Accounts of Medieval Constantinople represents the latest addition to the Dumbarton Oaks Medieval Library (DOML) series. Launched in 2010 as the medieval counterpart to the Loeb Classical Library series, the DOML aims to make the Greek, Latin, and Old English literary culture of the middle ages available to English speaking readers. Berger’s translation of the Patria accomplishes well the goal of the series, bringing an important if unfamiliar text to the Anglophone world. As with all of the books in the DOML catalogue it does so in style: production values are high. The text itself is clean and legible. This is especially welcome for the Greek, which is often difficult to read in the original Preger edition. In addition the book is impressive in its loveliness. We all know that we should not judge a book by its cover, but it is hard not to do so in this instance. The book is handsome in its proportions, and with its purple cloth cover and gold dust jacket Accounts of Medieval Constantinople presents an imperial face, reminding readers in this digital age of the elegance and efficiency of the codex.
1. Constantinople in the eighth century: the Parastaseis syntomoi chronikai (Leiden 1984).

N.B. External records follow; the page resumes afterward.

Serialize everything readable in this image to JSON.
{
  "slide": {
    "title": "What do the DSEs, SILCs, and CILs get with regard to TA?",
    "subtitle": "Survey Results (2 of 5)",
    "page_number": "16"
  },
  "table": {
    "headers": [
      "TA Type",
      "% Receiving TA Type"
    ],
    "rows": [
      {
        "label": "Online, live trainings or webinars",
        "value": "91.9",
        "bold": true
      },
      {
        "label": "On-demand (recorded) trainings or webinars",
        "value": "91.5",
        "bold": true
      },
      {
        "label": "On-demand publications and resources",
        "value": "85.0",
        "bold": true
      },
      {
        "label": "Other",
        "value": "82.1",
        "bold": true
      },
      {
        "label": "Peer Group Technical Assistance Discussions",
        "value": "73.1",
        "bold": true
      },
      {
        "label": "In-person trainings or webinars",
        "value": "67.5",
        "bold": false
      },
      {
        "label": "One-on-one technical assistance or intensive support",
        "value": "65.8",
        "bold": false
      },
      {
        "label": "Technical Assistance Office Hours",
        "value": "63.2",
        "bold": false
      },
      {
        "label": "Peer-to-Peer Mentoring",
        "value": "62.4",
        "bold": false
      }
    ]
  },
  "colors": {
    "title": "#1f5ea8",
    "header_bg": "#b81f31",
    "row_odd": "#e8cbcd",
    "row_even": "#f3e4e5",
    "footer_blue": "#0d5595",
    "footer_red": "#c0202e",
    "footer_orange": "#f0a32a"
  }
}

2. Sarah Bassett, The Urban Image of Late Antique Constantinople (Cambridge 2004): 218.
3. General studies of the Patria include Gilbert Dagron, Constantinople imaginaire. Études sure le recueil des “Patria” (Paris 1984); Albrecht Berger, Untersuchungen zu den Patria Konstantinupoleos (Bonn 1988). For the specific study of the Parastaseis see Cameron and Herron (as in n. 1); Ihor Ševčenko, “The search for the past in Byzantium around the year 800,” DOP 46 (1992): 279-93; Alexander Kahzdan, “‘Constantin imaginaire’: Byzantine legends of the ninth century about Constantine the Great,” Byz 57 (1987): 196-250; and most recently Benjamin Anderson, “Classified knowledge: the epistemology of statuary in the Parastaseis syntomoi chronikai,” BMGS 35 (2011): 1-19.
4. For the text of the Notitia see Otto Seeck, ed., Notitia dignitatum (Berlin 1876): 227-43.